A ativista era conhecida por uma carreira de mais de dez anos como apresentadora em canais de TV locais como a LEMAR TV, Shamshad News e Ariana TV. Notória defensora da educação feminina e combatente ativa contra a prática de casamentos forçados — ela própria  se divorciou apenas este mês do homem com quem foi obrigada a casar, em 2017 —  Mangal atuava principalmente em temas ligados aos direitos das mulheres no país, um dos mais repressores de gênero do mundo.

Poucos dias antes, ela afirmara nas redes sociais que sua vida corria perigo.

“Esta mulher já havia compartilhado que sua vida estava em perigo. Por que nada aconteceu? Precisamos de respostas”, disse Wazhma Frogh, advogada afegã de direitos humanos e defensora dos direitos das mulheres, em um post no Twitter. “Por que é tão fácil nesta sociedade [para os homens] continuar matando as mulheres com quem eles discordam?”.

Uma das suas colegas no Parlamento, Shagufa Noorzai, afirmou que a morte  é mais um entre os muitos ataques às mulheres nas ruas de Cabul. E lembrou de outras mulheres que foram raptadas, violentadas e queimadas nos últimos meses.

Violência doméstica e sequestro

Além das questões políticas, a polícia investiga problemas familiares. Mangal tinha apenas 14 anos quando foi prometida em casamento pela família ao ex-marido, Jawed. Depois de ficarem noivos por quase 10 anos, eles se casaram há dois.

O noivado, no entanto, foi turbulento. Jawed fez várias ameaças aos pais da jornalista de que a mataria caso não cumprissem sua promessa. Eles cederam, mas poucos dias depois do casamento, parentes do marido levaram Mangal à força a um local isolado onde a espancaram e a torturaram. Logo depois, ela pediu o divórcio.

Após uma longa batalha judicial, um tribunal reconheceu finalmente a separação no início deste mês. Dias depois, a ativista, de 27 anos, foi encontrada morta em uma poça de sangue em um bairro de Cabul, após ter sido baleada várias vezes.

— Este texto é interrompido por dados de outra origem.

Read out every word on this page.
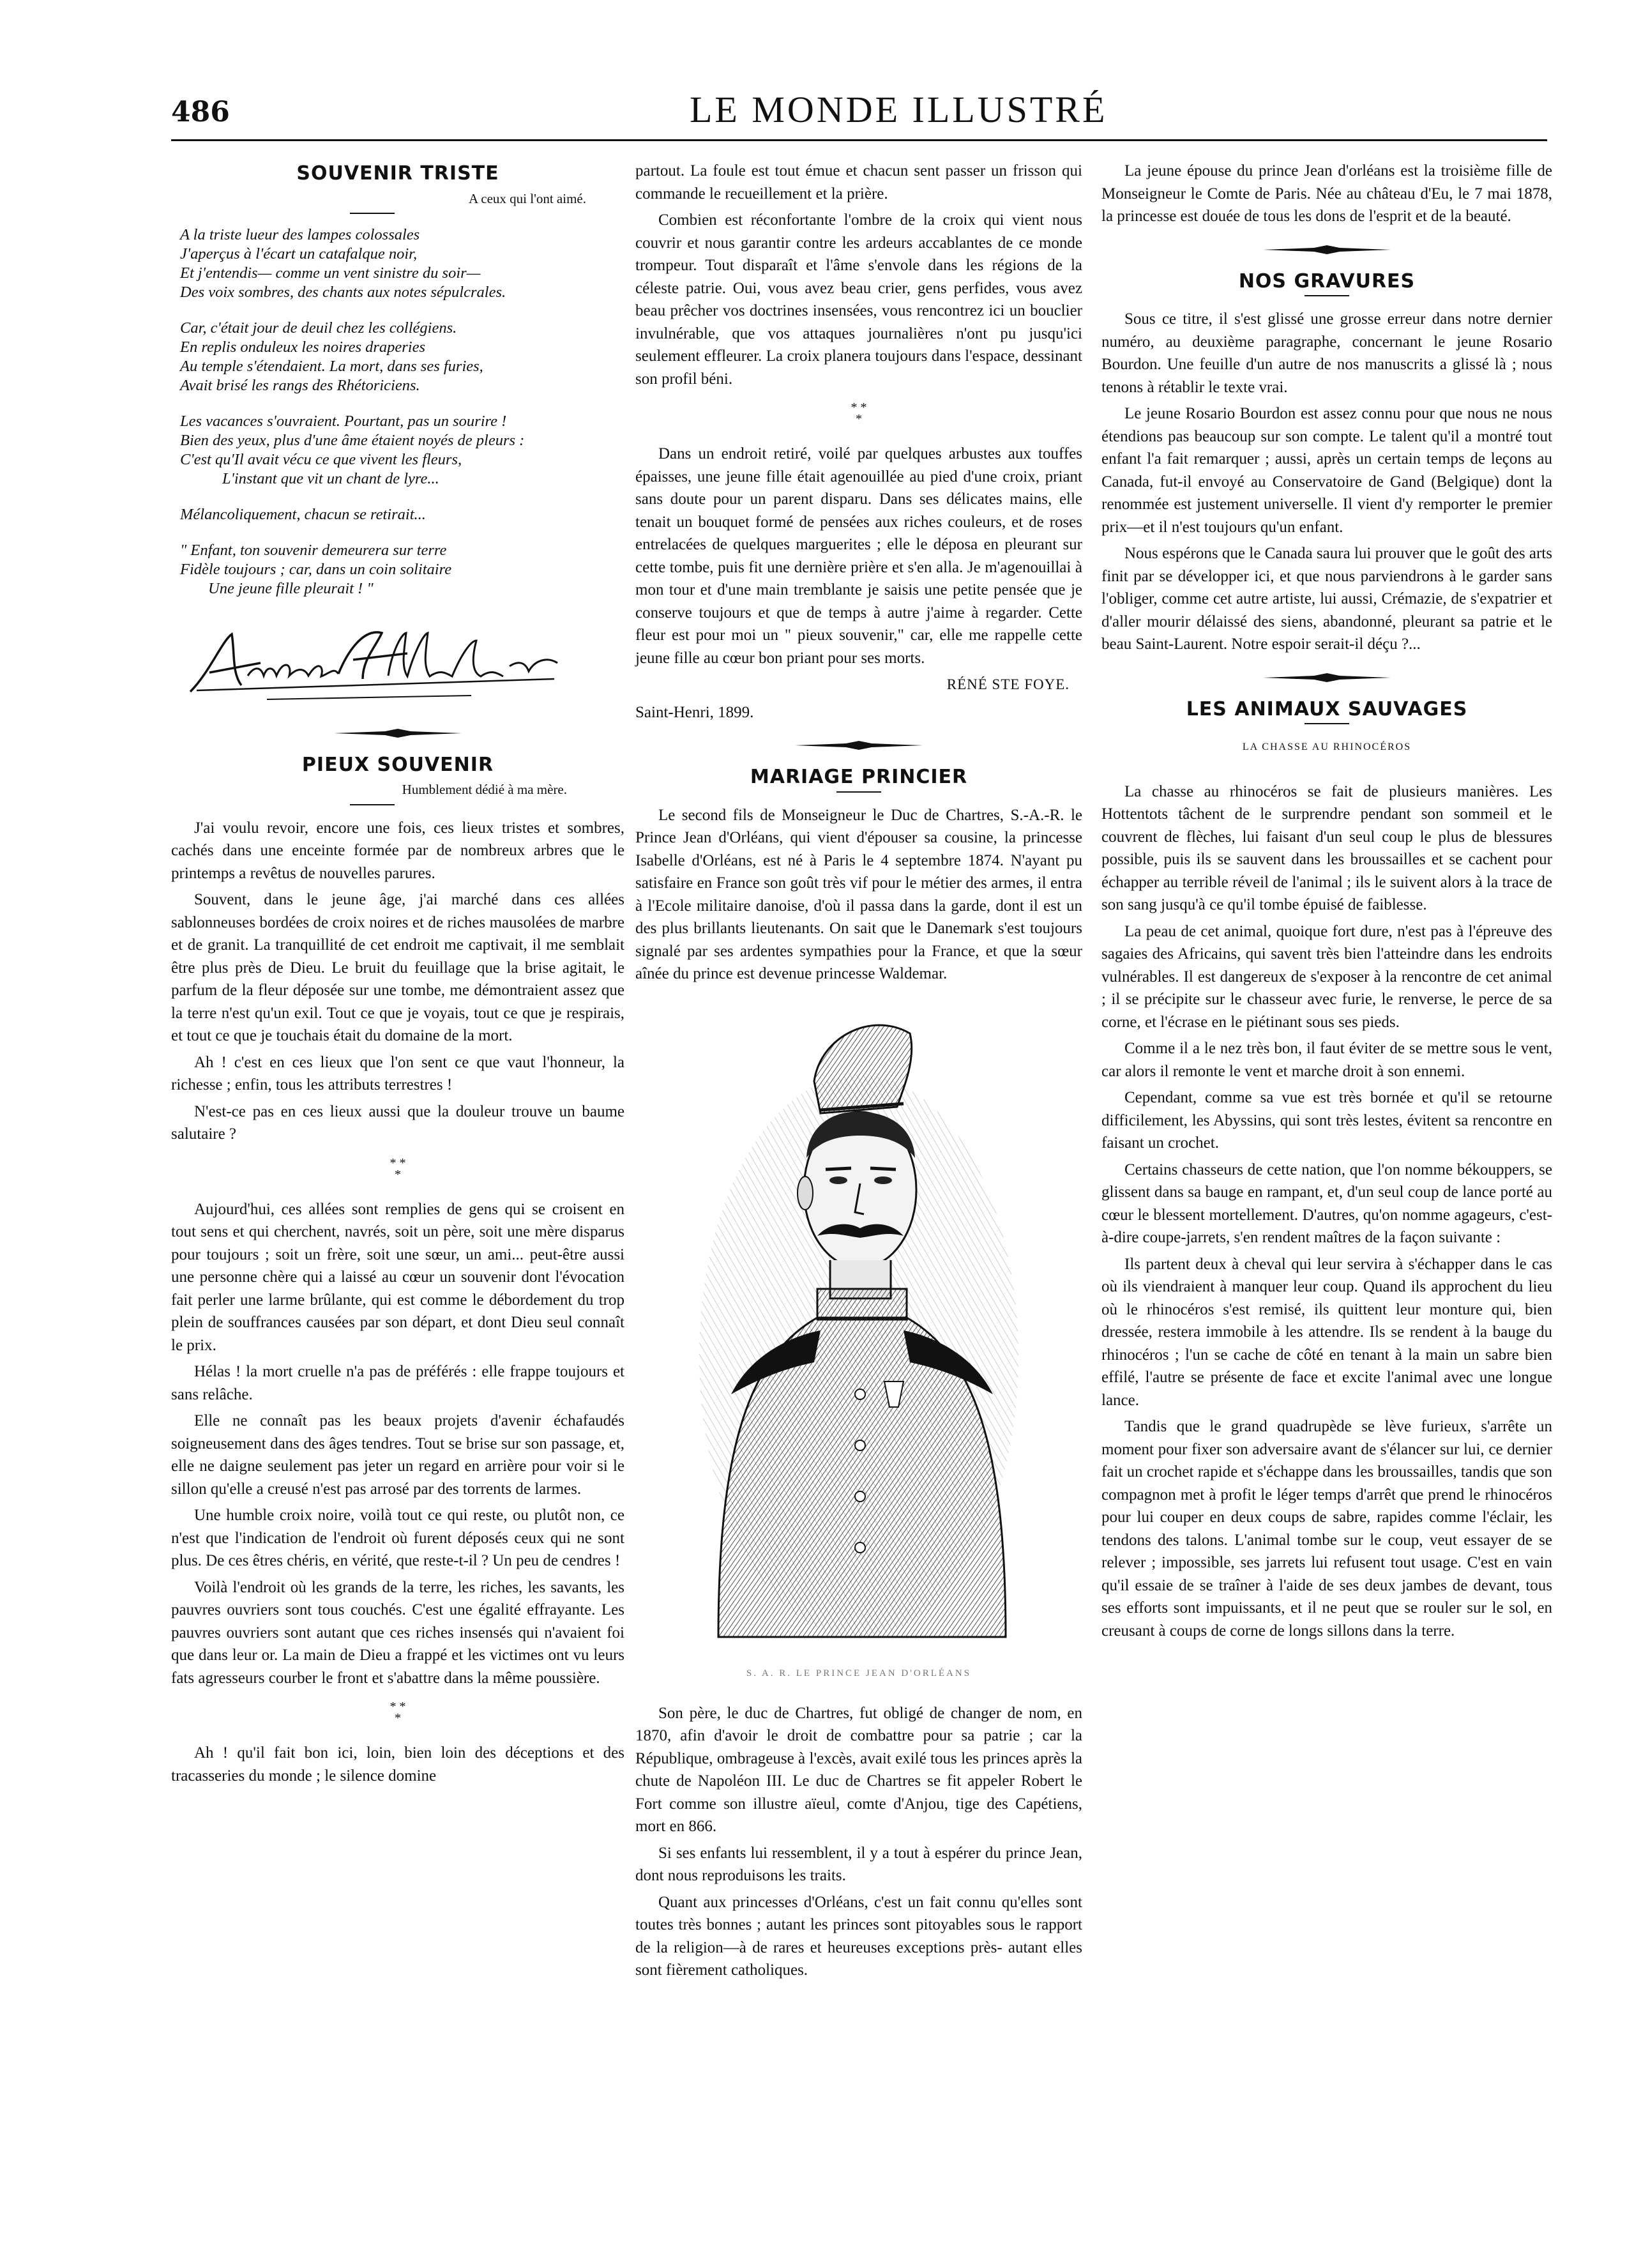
486	LE MONDE ILLUSTRÉ
SOUVENIR TRISTE
A ceux qui l'ont aimé.
A la triste lueur des lampes colossales
J'aperçus à l'écart un catafalque noir,
Et j'entendis— comme un vent sinistre du soir—
Des voix sombres, des chants aux notes sépulcrales.
Car, c'était jour de deuil chez les collégiens.
En replis onduleux les noires draperies
Au temple s'étendaient. La mort, dans ses furies,
Avait brisé les rangs des Rhétoriciens.
Les vacances s'ouvraient. Pourtant, pas un sourire !
Bien des yeux, plus d'une âme étaient noyés de pleurs :
C'est qu'Il avait vécu ce que vivent les fleurs,
L'instant que vit un chant de lyre...
Mélancoliquement, chacun se retirait...
" Enfant, ton souvenir demeurera sur terre
Fidèle toujours ; car, dans un coin solitaire
Une jeune fille pleurait ! "
PIEUX SOUVENIR
Humblement dédié à ma mère.

J'ai voulu revoir, encore une fois, ces lieux tristes et sombres, cachés dans une enceinte formée par de nombreux arbres que le printemps a revêtus de nouvelles parures.

Souvent, dans le jeune âge, j'ai marché dans ces allées sablonneuses bordées de croix noires et de riches mausolées de marbre et de granit. La tranquillité de cet endroit me captivait, il me semblait être plus près de Dieu. Le bruit du feuillage que la brise agitait, le parfum de la fleur déposée sur une tombe, me démontraient assez que la terre n'est qu'un exil. Tout ce que je voyais, tout ce que je respirais, et tout ce que je touchais était du domaine de la mort.

Ah ! c'est en ces lieux que l'on sent ce que vaut l'honneur, la richesse ; enfin, tous les attributs terrestres !

N'est-ce pas en ces lieux aussi que la douleur trouve un baume salutaire ?

* *
*

Aujourd'hui, ces allées sont remplies de gens qui se croisent en tout sens et qui cherchent, navrés, soit un père, soit une mère disparus pour toujours ; soit un frère, soit une sœur, un ami... peut-être aussi une personne chère qui a laissé au cœur un souvenir dont l'évocation fait perler une larme brûlante, qui est comme le débordement du trop plein de souffrances causées par son départ, et dont Dieu seul connaît le prix.

Hélas ! la mort cruelle n'a pas de préférés : elle frappe toujours et sans relâche.

Elle ne connaît pas les beaux projets d'avenir échafaudés soigneusement dans des âges tendres. Tout se brise sur son passage, et, elle ne daigne seulement pas jeter un regard en arrière pour voir si le sillon qu'elle a creusé n'est pas arrosé par des torrents de larmes.

Une humble croix noire, voilà tout ce qui reste, ou plutôt non, ce n'est que l'indication de l'endroit où furent déposés ceux qui ne sont plus. De ces êtres chéris, en vérité, que reste-t-il ? Un peu de cendres !

Voilà l'endroit où les grands de la terre, les riches, les savants, les pauvres ouvriers sont tous couchés. C'est une égalité effrayante. Les pauvres ouvriers sont autant que ces riches insensés qui n'avaient foi que dans leur or. La main de Dieu a frappé et les victimes ont vu leurs fats agresseurs courber le front et s'abattre dans la même poussière.

* *
*

Ah ! qu'il fait bon ici, loin, bien loin des déceptions et des tracasseries du monde ; le silence domine

partout. La foule est tout émue et chacun sent passer un frisson qui commande le recueillement et la prière.

Combien est réconfortante l'ombre de la croix qui vient nous couvrir et nous garantir contre les ardeurs accablantes de ce monde trompeur. Tout disparaît et l'âme s'envole dans les régions de la céleste patrie. Oui, vous avez beau crier, gens perfides, vous avez beau prêcher vos doctrines insensées, vous rencontrez ici un bouclier invulnérable, que vos attaques journalières n'ont pu jusqu'ici seulement effleurer. La croix planera toujours dans l'espace, dessinant son profil béni.

* *
*

Dans un endroit retiré, voilé par quelques arbustes aux touffes épaisses, une jeune fille était agenouillée au pied d'une croix, priant sans doute pour un parent disparu. Dans ses délicates mains, elle tenait un bouquet formé de pensées aux riches couleurs, et de roses entrelacées de quelques marguerites ; elle le déposa en pleurant sur cette tombe, puis fit une dernière prière et s'en alla. Je m'agenouillai à mon tour et d'une main tremblante je saisis une petite pensée que je conserve toujours et que de temps à autre j'aime à regarder. Cette fleur est pour moi un " pieux souvenir," car, elle me rappelle cette jeune fille au cœur bon priant pour ses morts.

RÉNÉ STE FOYE.
Saint-Henri, 1899.
MARIAGE PRINCIER

Le second fils de Monseigneur le Duc de Chartres, S.-A.-R. le Prince Jean d'Orléans, qui vient d'épouser sa cousine, la princesse Isabelle d'Orléans, est né à Paris le 4 septembre 1874. N'ayant pu satisfaire en France son goût très vif pour le métier des armes, il entra à l'Ecole militaire danoise, d'où il passa dans la garde, dont il est un des plus brillants lieutenants. On sait que le Danemark s'est toujours signalé par ses ardentes sympathies pour la France, et que la sœur aînée du prince est devenue princesse Waldemar.

S. A. R. LE PRINCE JEAN D'ORLÉANS

Son père, le duc de Chartres, fut obligé de changer de nom, en 1870, afin d'avoir le droit de combattre pour sa patrie ; car la République, ombrageuse à l'excès, avait exilé tous les princes après la chute de Napoléon III. Le duc de Chartres se fit appeler Robert le Fort comme son illustre aïeul, comte d'Anjou, tige des Capétiens, mort en 866.

Si ses enfants lui ressemblent, il y a tout à espérer du prince Jean, dont nous reproduisons les traits.

Quant aux princesses d'Orléans, c'est un fait connu qu'elles sont toutes très bonnes ; autant les princes sont pitoyables sous le rapport de la religion—à de rares et heureuses exceptions près- autant elles sont fièrement catholiques.

La jeune épouse du prince Jean d'orléans est la troisième fille de Monseigneur le Comte de Paris. Née au château d'Eu, le 7 mai 1878, la princesse est douée de tous les dons de l'esprit et de la beauté.

NOS GRAVURES

Sous ce titre, il s'est glissé une grosse erreur dans notre dernier numéro, au deuxième paragraphe, concernant le jeune Rosario Bourdon. Une feuille d'un autre de nos manuscrits a glissé là ; nous tenons à rétablir le texte vrai.

Le jeune Rosario Bourdon est assez connu pour que nous ne nous étendions pas beaucoup sur son compte. Le talent qu'il a montré tout enfant l'a fait remarquer ; aussi, après un certain temps de leçons au Canada, fut-il envoyé au Conservatoire de Gand (Belgique) dont la renommée est justement universelle. Il vient d'y remporter le premier prix—et il n'est toujours qu'un enfant.

Nous espérons que le Canada saura lui prouver que le goût des arts finit par se développer ici, et que nous parviendrons à le garder sans l'obliger, comme cet autre artiste, lui aussi, Crémazie, de s'expatrier et d'aller mourir délaissé des siens, abandonné, pleurant sa patrie et le beau Saint-Laurent. Notre espoir serait-il déçu ?...

LES ANIMAUX SAUVAGES
LA CHASSE AU RHINOCÉROS

La chasse au rhinocéros se fait de plusieurs manières. Les Hottentots tâchent de le surprendre pendant son sommeil et le couvrent de flèches, lui faisant d'un seul coup le plus de blessures possible, puis ils se sauvent dans les broussailles et se cachent pour échapper au terrible réveil de l'animal ; ils le suivent alors à la trace de son sang jusqu'à ce qu'il tombe épuisé de faiblesse.

La peau de cet animal, quoique fort dure, n'est pas à l'épreuve des sagaies des Africains, qui savent très bien l'atteindre dans les endroits vulnérables. Il est dangereux de s'exposer à la rencontre de cet animal ; il se précipite sur le chasseur avec furie, le renverse, le perce de sa corne, et l'écrase en le piétinant sous ses pieds.

Comme il a le nez très bon, il faut éviter de se mettre sous le vent, car alors il remonte le vent et marche droit à son ennemi.

Cependant, comme sa vue est très bornée et qu'il se retourne difficilement, les Abyssins, qui sont très lestes, évitent sa rencontre en faisant un crochet.

Certains chasseurs de cette nation, que l'on nomme békouppers, se glissent dans sa bauge en rampant, et, d'un seul coup de lance porté au cœur le blessent mortellement. D'autres, qu'on nomme agageurs, c'est-à-dire coupe-jarrets, s'en rendent maîtres de la façon suivante :

Ils partent deux à cheval qui leur servira à s'échapper dans le cas où ils viendraient à manquer leur coup. Quand ils approchent du lieu où le rhinocéros s'est remisé, ils quittent leur monture qui, bien dressée, restera immobile à les attendre. Ils se rendent à la bauge du rhinocéros ; l'un se cache de côté en tenant à la main un sabre bien effilé, l'autre se présente de face et excite l'animal avec une longue lance.

Tandis que le grand quadrupède se lève furieux, s'arrête un moment pour fixer son adversaire avant de s'élancer sur lui, ce dernier fait un crochet rapide et s'échappe dans les broussailles, tandis que son compagnon met à profit le léger temps d'arrêt que prend le rhinocéros pour lui couper en deux coups de sabre, rapides comme l'éclair, les tendons des talons. L'animal tombe sur le coup, veut essayer de se relever ; impossible, ses jarrets lui refusent tout usage. C'est en vain qu'il essaie de se traîner à l'aide de ses deux jambes de devant, tous ses efforts sont impuissants, et il ne peut que se rouler sur le sol, en creusant à coups de corne de longs sillons dans la terre.
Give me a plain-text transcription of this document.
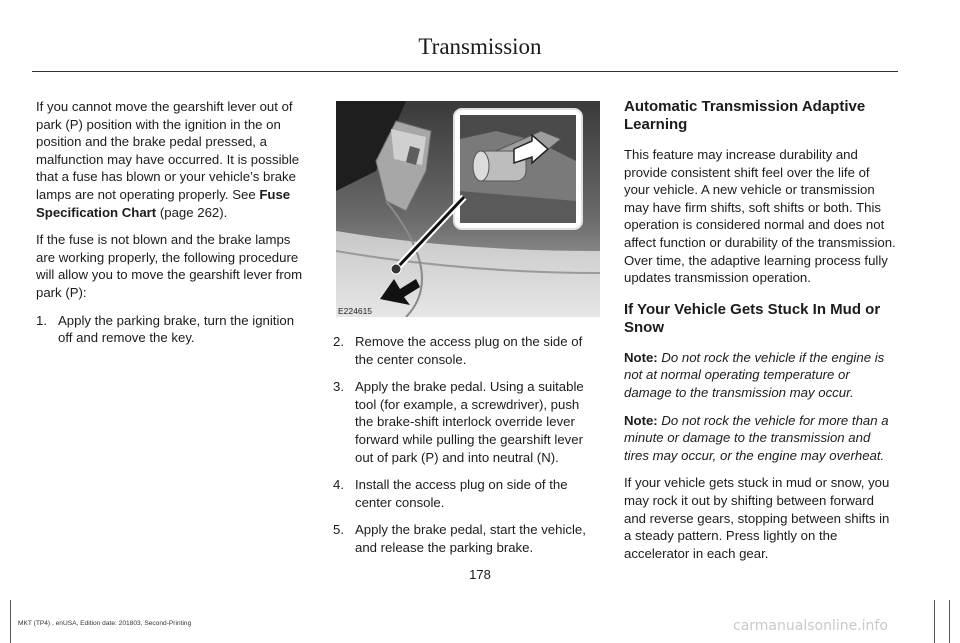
Transmission

If you cannot move the gearshift lever out of park (P) position with the ignition in the on position and the brake pedal pressed, a malfunction may have occurred. It is possible that a fuse has blown or your vehicle’s brake lamps are not operating properly. See Fuse Specification Chart (page 262).

If the fuse is not blown and the brake lamps are working properly, the following procedure will allow you to move the gearshift lever from park (P):

1. Apply the parking brake, turn the ignition off and remove the key.
E224615
2. Remove the access plug on the side of the center console.
3. Apply the brake pedal. Using a suitable tool (for example, a screwdriver), push the brake-shift interlock override lever forward while pulling the gearshift lever out of park (P) and into neutral (N).
4. Install the access plug on side of the center console.
5. Apply the brake pedal, start the vehicle, and release the parking brake.
Automatic Transmission Adaptive Learning

This feature may increase durability and provide consistent shift feel over the life of your vehicle. A new vehicle or transmission may have firm shifts, soft shifts or both. This operation is considered normal and does not affect function or durability of the transmission. Over time, the adaptive learning process fully updates transmission operation.

If Your Vehicle Gets Stuck In Mud or Snow

Note: Do not rock the vehicle if the engine is not at normal operating temperature or damage to the transmission may occur.

Note: Do not rock the vehicle for more than a minute or damage to the transmission and tires may occur, or the engine may overheat.

If your vehicle gets stuck in mud or snow, you may rock it out by shifting between forward and reverse gears, stopping between shifts in a steady pattern. Press lightly on the accelerator in each gear.

178
MKT (TP4) , enUSA, Edition date: 201803, Second-Printing	carmanualsonline.info
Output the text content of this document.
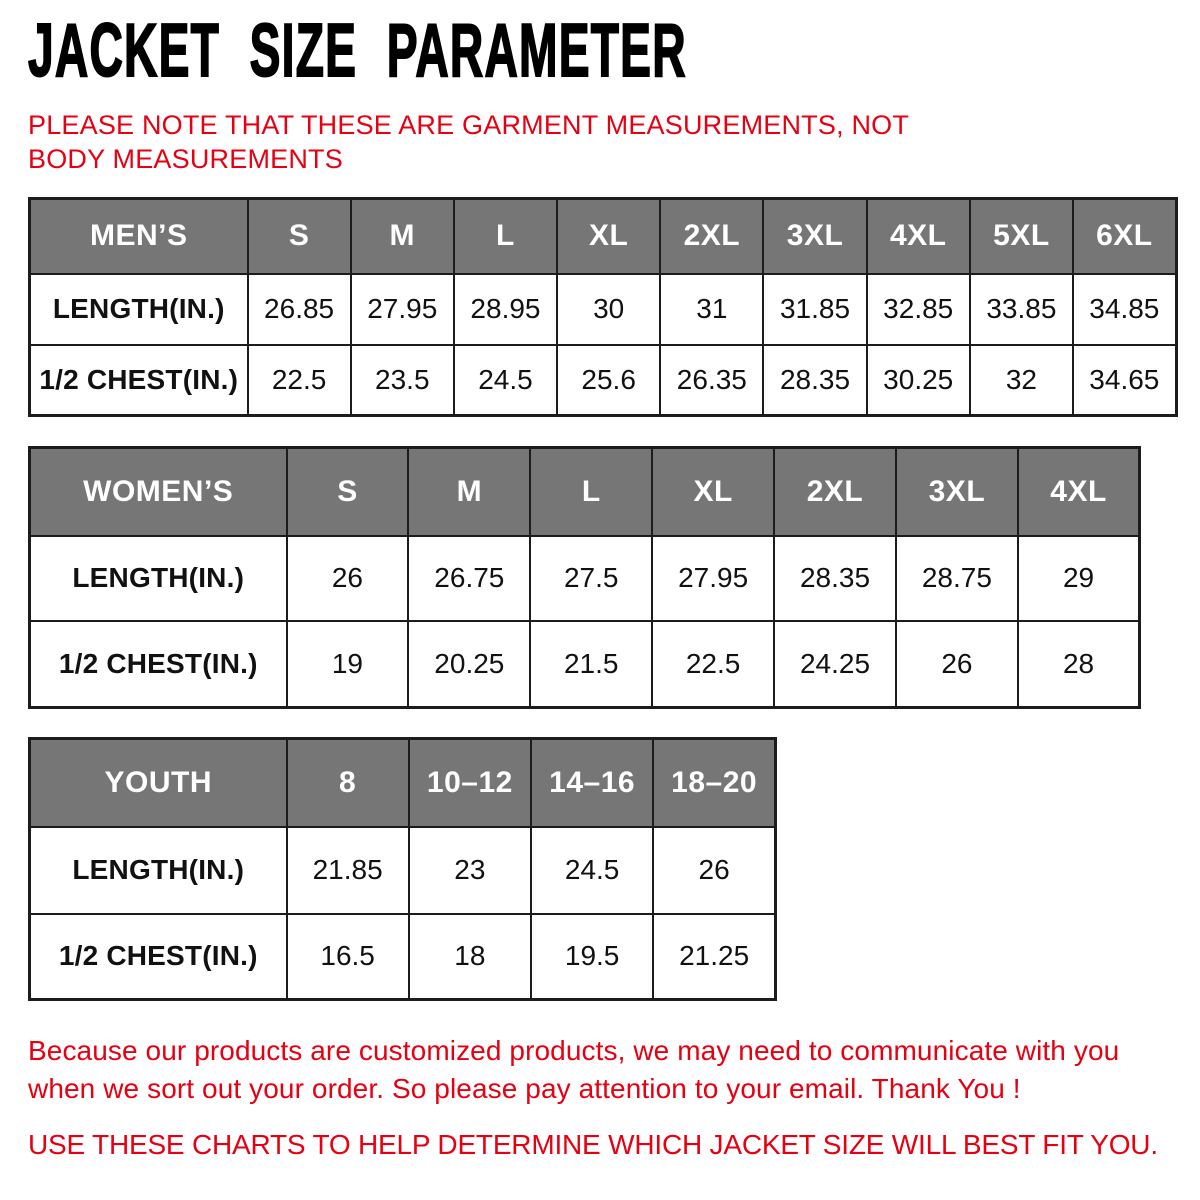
JACKET SIZE PARAMETER

PLEASE NOTE THAT THESE ARE GARMENT MEASUREMENTS, NOT BODY MEASUREMENTS

MEN’S	S	M	L	XL	2XL	3XL	4XL	5XL	6XL
LENGTH(IN.)	26.85	27.95	28.95	30	31	31.85	32.85	33.85	34.85
1/2 CHEST(IN.)	22.5	23.5	24.5	25.6	26.35	28.35	30.25	32	34.65
WOMEN’S	S	M	L	XL	2XL	3XL	4XL
LENGTH(IN.)	26	26.75	27.5	27.95	28.35	28.75	29
1/2 CHEST(IN.)	19	20.25	21.5	22.5	24.25	26	28
YOUTH	8	10–12	14–16	18–20
LENGTH(IN.)	21.85	23	24.5	26
1/2 CHEST(IN.)	16.5	18	19.5	21.25

Because our products are customized products, we may need to communicate with you when we sort out your order. So please pay attention to your email. Thank You !

USE THESE CHARTS TO HELP DETERMINE WHICH JACKET SIZE WILL BEST FIT YOU.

Sua mãe, Anisa Mangal, acredita que a família de Jawed esteja envolvida no assassinato.

— Ela sofreu opressão desde o dia em que ficou noiva até ao casamento —  disse um dos parentes ao canal Tolo News.

O Afeganistão assistiu a vários assassinatos de mulheres em cargos públicos nas últimas duas décadas, incluindo policiais, políticas, educadoras, estudantes e jornalistas. A Anistia Internacional classificou o país como o pior lugar do mundo para ser mulher — atacadas por ir à escola ou trabalhar. O país também tem altos níveis de estupro e violência doméstica, além de abusos físicos e sexuais por forças do Estado, casamentos forçados, inclusive infantis, e mortes por “questões de honra”.

Segundo um relatório do Repórteres sem Fronteiras, 2018 foi o ano mais letal para jornalistas no país desde a queda do regime Talibã, em 2001, quando 15 jornalistas e trabalhadoras da mídia foram mortas.

O porta-voz do Talibã Zabihullah Mücahid anunciou novas negociações de paz em Doha para acabar com a guerra no Afeganistão —  e revelou que as mulheres também estariam na delegação. O grupo foi o responsável pela tentativa de assassinato da jovem estudante e ativista paquistanesa Malala Yousafzai , baleada na cabeça quando ia para a escola em Mingora, maior cidade do Vale de Swat.